In order to desample and increase the robustness of the hourly NDBC buoy data, monthly means, minimums, maximums, and standard deviations were computed for each parameter during each month of the entire data record. Gaps in the data due to buoy failure and/or maintenance range from several weeks to entire seasons at a time. When computing these monthly statistics, it was important to have sufficient data in which to compare various buoys. In order to obtain equally weighted calculations, months with less than 480 hours (20 days) worth of data were discarded and not analyzed.

Monthly exceedence values, in terms of the percentage of time the parameter was observed to exceed a given value, were determined to identify periods of sustained extreme conditions whose cumulative effects are important for certain physical processes and might not be adequately described by the mean and standard deviation.

With extreme values and recurrence interval projections, it is possible to estimate the average time between events of a given magnitude (Carter et al., 1986). For example, a two-year recurrence interval for significant wave height suggests that the probability of an occurrence of a given wave height of extreme magnitude is once every two years. The inverse, or reciprocal of the recurrence interval, is the probability of such an occurrence equaling or exceeding the given magnitude (NALMS, 2004). Return magnitudes were based on the Fisher-Tippet Type-I distributions (Carter, 1986) of monthly maximum values. Two-, 10-, 50-, and 100- year projections were computed.

In order to understand how these oceanographic and meteorologic parameters were influenced by ENSO, monthly statistics were broken down into categories based on the corresponding Multivariate ENSO Index (MEI; Wolter and Timlin, 1998) values for the specific month. These categories included: All months of the study period, El Nino months, and La Nina months.
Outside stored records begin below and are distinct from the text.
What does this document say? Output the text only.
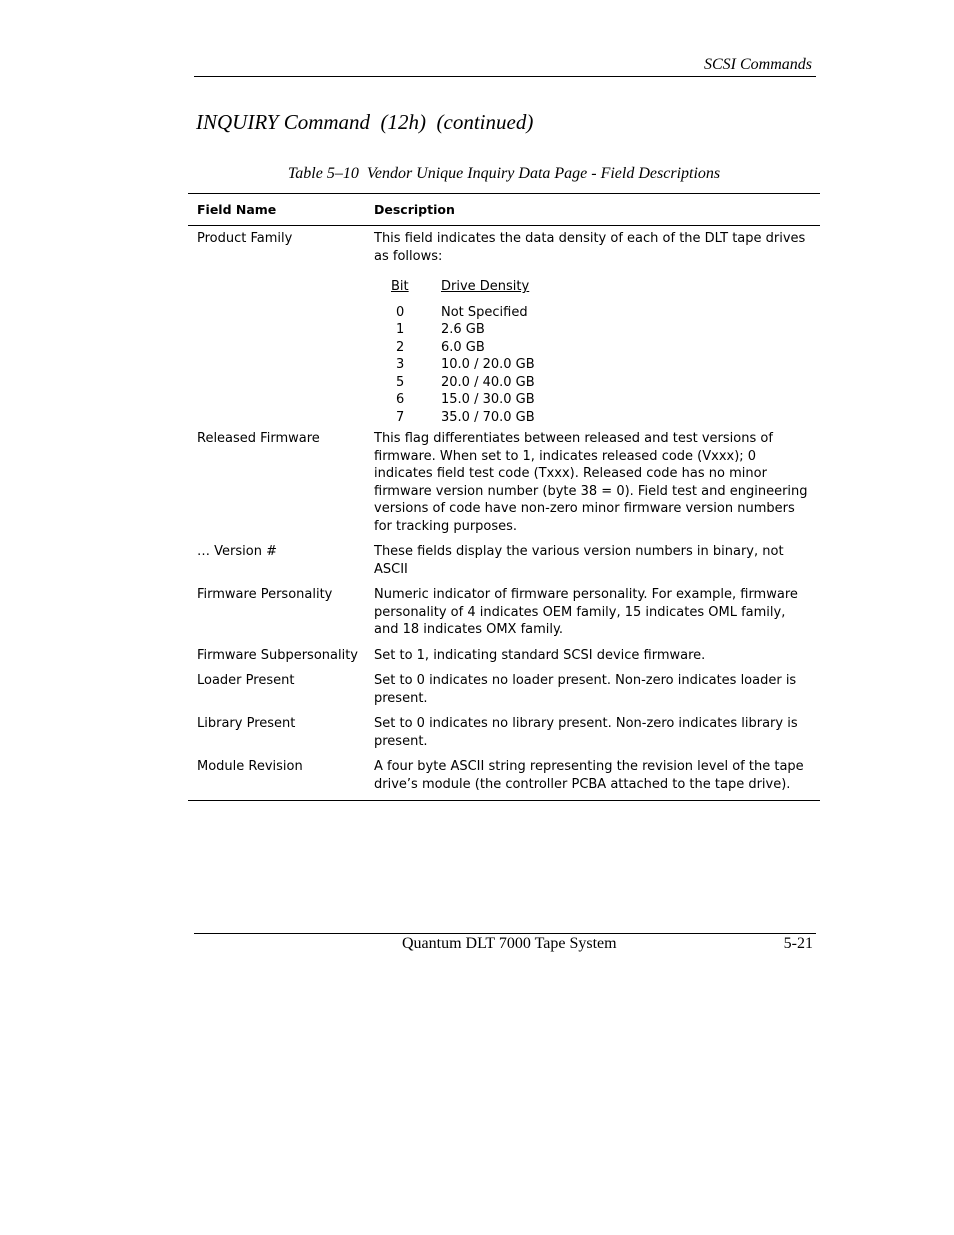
SCSI Commands
INQUIRY Command  (12h)  (continued)
Table 5–10  Vendor Unique Inquiry Data Page - Field Descriptions
Field Name	Description
Product Family	This field indicates the data density of each of the DLT tape drives as follows:
Bit	Drive Density
0	Not Specified
1	2.6 GB
2	6.0 GB
3	10.0 / 20.0 GB
5	20.0 / 40.0 GB
6	15.0 / 30.0 GB
7	35.0 / 70.0 GB
Released Firmware	This flag differentiates between released and test versions of firmware. When set to 1, indicates released code (Vxxx); 0 indicates field test code (Txxx). Released code has no minor firmware version number (byte 38 = 0). Field test and engineering versions of code have non-zero minor firmware version numbers for tracking purposes.
… Version #	These fields display the various version numbers in binary, not ASCII
Firmware Personality	Numeric indicator of firmware personality. For example, firmware personality of 4 indicates OEM family, 15 indicates OML family, and 18 indicates OMX family.
Firmware Subpersonality	Set to 1, indicating standard SCSI device firmware.
Loader Present	Set to 0 indicates no loader present. Non-zero indicates loader is present.
Library Present	Set to 0 indicates no library present. Non-zero indicates library is present.
Module Revision	A four byte ASCII string representing the revision level of the tape drive’s module (the controller PCBA attached to the tape drive).
Quantum DLT 7000 Tape System	5-21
MEI monthly values before 1993 were normalized in order to have an average of zero and a standard deviation of 1.0 (CDC, 2004). Cutoff values were used to separate index values of El Nino/La Nina months with normal months. The monthly mean, standard deviation of the mean, and mean of the standard deviation of all parameters were matched with their corresponding monthly MEI values. Any month with an index value greater than 1.0 was defined as an El Nino month, and any month with an index value lower than -0.5 was defined a La Nina month. In this way, it was possible to assign monthly numeric MEI intensities with concurrent buoy data in order to categorize the oceanic and atmospheric parameters into El Nino months, La Nina months, or months when neither El Nino nor La Nina conditions were observed (-0.5 < MEI < 1.0).

Figures and Images

Figure 1: General wave patterns along central California. This figure was produced by synthesizing more than 2,800,000 hourly observations of significant wave height, dominant wave period, wave direction, wind speed and wind direction from the NDBC Buoy 46042 (Monterey Bay) collected over the years 1993-2002 when concurrent directional wave and wind data were available. The bands delineate the typical range of directions for a given wave pattern while the arrows show the mean direction of a given wave pattern.
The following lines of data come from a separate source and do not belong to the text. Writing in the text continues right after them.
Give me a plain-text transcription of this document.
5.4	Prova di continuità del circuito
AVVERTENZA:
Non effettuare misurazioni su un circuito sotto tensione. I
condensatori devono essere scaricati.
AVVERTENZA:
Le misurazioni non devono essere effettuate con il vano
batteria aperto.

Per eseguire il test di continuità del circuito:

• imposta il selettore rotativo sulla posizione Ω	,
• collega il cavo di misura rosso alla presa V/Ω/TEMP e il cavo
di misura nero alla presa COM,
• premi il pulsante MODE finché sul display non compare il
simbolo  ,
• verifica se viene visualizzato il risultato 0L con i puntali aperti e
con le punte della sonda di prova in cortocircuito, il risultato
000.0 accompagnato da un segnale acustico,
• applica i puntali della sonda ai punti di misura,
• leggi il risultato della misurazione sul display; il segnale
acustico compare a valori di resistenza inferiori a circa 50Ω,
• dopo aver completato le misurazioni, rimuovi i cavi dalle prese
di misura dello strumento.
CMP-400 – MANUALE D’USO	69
Figure 2: Distribution of top 10% largest significant wave heights by wave direction for NDBC Buoy 46042 (Monterey Bay) when directional wave data were available (1993-2002) for El Nino events, La Nina events and the change in wave direction between the two end-members. El Nino events have a relatively higher proportion of largest signicant wave heights out of the west and southwest as compared to La Nina events, when more of the largest significant wave heights are out of the northwest.